What Books May Be
Books, to book-dealers and collectors, are artifacts. Ideally, they are rare survivors from a past that has left them untorn, unfoxed, unrubbed - and, even better, unread. If in mint condition, they have probably been treated as precious artifacts from the start, hardly as mere texts lodged between utilitarian covers. They have been valued as paper and printing, binding and dust jacket, as fine examples of the art of publishing.
Museums (not to mention libraries bent on collection and preservation) carry the book-as-object philosophy to even greater extremes. Like superb handmade pots, they have become too special to be touched or used anymore. They have run aground on a shelf in a glass case, isolated from hands, breath, and dust. The final irony is that you might go to see a rare book in such an institution and only the two pages at which it is opened are visible. To "read on," you may have to come back next week, or next month.
Maybe computers will solve this problem - sort of: The visitor will be able to sit at a screen and mouse through an entire manuscript page by page. And yet such images will still, somehow, not have the authenticity of the real thing. The rare, in becoming so readily available, will have lost that sense of richly unusual experience that we either imagine we obtain, or actually do obtain, from gazing at the book itself. It is similar to the difference between an original painting and a reproduction of it. One is never a substitute for the other.
Prophets of doom let us know that books, if not already a thing of the past, soon will be. At a recent exhibition called "Land/Book/Land" (organized by the t. Garner Gallery for contemporary ceramics in Glasgow, Scotland), which displayed works by Anderson Glob, the publicity blurb contained this sentence: "These works challenge our perception of the book, bringing to mind its imminent redundancy as electronic publishing takes over."
Well, we'll see. So far there seem to be more books on the market than ever, and little sign of bookshops vanishing from the world. Despite past predictions, photography did not make painting redundant, film did not spell the end of theater, nor TV the demise of film. So it is arguable that computers will not wipe out books as we know them. It is even possible that the value we put on books as artifacts - as objects to feel, handle, pick up, and put down - may be a factor in saving them.
Imaginatively, however, the electronic revolution suggests astonishing scenarios: the Anderson Glob works, for example. In fact, there is no such person as "Anderson Glob." These works are collaborations between two (and, in one case, three) artists: Marshall Anderson, a Scottish artist-writer, and Lotte Glob, a Danish ceramist.
Glob lives and works in Durness, which is about as far northwest as you can go in Scotland before you fall into the ocean.
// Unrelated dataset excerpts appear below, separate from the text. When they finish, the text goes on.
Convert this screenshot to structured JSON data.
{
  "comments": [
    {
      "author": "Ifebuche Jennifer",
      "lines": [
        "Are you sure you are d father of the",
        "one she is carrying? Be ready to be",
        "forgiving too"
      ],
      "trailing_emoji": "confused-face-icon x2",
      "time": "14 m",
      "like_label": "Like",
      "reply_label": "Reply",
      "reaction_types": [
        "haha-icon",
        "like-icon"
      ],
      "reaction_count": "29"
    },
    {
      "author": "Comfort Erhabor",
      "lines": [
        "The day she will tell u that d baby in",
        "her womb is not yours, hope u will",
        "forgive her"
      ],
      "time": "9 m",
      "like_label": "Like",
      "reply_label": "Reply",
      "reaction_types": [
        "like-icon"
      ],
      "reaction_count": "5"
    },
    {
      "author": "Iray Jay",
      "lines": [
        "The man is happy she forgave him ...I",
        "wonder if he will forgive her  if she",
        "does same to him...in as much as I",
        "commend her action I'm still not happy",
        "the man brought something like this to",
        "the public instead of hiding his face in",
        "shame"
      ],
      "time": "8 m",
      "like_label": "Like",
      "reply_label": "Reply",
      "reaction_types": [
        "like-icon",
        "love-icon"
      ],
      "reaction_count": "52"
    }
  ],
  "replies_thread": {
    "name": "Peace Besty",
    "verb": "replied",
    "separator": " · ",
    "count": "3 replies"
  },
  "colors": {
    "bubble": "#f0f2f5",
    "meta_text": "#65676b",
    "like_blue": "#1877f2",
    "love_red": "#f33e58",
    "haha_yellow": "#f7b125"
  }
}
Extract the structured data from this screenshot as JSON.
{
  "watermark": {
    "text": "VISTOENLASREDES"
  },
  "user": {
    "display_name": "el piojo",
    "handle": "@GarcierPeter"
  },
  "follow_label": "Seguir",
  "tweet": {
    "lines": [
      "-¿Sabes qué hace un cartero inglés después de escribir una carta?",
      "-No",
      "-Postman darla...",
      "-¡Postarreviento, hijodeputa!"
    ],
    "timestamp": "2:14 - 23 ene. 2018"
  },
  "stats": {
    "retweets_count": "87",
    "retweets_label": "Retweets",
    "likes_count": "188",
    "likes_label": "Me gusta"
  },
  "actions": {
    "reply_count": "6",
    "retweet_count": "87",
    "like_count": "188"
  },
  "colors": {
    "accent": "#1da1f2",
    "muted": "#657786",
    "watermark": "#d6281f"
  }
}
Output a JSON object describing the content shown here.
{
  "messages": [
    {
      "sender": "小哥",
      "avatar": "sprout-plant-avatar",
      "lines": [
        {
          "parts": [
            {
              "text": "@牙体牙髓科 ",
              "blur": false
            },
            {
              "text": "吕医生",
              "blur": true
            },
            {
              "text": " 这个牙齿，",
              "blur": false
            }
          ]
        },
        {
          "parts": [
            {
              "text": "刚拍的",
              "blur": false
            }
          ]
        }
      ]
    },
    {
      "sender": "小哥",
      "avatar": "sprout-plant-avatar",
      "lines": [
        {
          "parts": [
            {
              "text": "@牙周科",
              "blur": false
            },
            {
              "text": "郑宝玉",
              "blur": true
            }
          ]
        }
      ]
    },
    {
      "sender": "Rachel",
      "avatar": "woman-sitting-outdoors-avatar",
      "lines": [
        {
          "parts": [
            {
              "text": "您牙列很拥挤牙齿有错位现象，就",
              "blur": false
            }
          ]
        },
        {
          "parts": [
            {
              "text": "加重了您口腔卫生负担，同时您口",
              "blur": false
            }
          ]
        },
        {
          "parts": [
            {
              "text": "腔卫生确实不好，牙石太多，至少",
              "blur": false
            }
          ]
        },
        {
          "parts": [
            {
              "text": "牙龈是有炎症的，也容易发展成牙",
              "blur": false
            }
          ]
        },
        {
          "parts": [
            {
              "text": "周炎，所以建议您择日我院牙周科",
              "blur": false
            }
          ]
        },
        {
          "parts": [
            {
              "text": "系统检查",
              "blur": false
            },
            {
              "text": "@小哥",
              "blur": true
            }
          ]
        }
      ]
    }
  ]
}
Her background is in Danish ceramics; but no less contributive to the rugged, edgy, craggy character of her work must be the landscape surrounding her. Visitors to her Far North Pottery tend to remark - when they eventually arrive - that she lives at the end of the world. Her answer is, "Oh, no. It is the beginning."
The works she and Anderson have produced virtually reverse the T.S. Eliot line: "In my beginning is my end." They seem to propose a time when books will have been transformed into something quite different, closer to geology than to human manufacture, remote, interred in time: shattered concretions, mere fossils to be discovered - if at all - by archaeologists. Their texts will have become incomprehensible hieroglyphs from some lost civilization, broken into shards, scarcely even accessible to scholarly reconstruction.
They are remaindered books indeed - and they are made of all kinds of things apart from ceramic, including found animal bones, rocks, sediments, leather, peat, and - oh, yes - paper. Covers made of fired clay contain seams and wedges and layers of rock. These contents are sometimes apparently bursting outward cataclysmically so that the "book" can barely hold them in. Emerging from the seams may be white, brittle fragments of a sheep's skeleton, or - filling the fissures between them like frozen snow - the white stabilizing substance of paraffin wax.
THE sheer heat of the kiln has subjected the works to unknown metamorphic forces, causing them to fuse, vitrify, and crack; they emerge from their firing as if they have been brought back from some unknown planet's surface, evidence of the end of the material universe - or its beginning.
It is always a question whether these extraordinary works, which take ceramic sculpture into conceptual areas previously unexplored, are falling apart or coming together, birth-throes or dissolution. The primeval effect is a paradox of ice and fire, freeze-up and meltdown, fragility and survival. They are books of life and books of death, and they belong, in mood and atmosphere, to some kind of millennial intensity.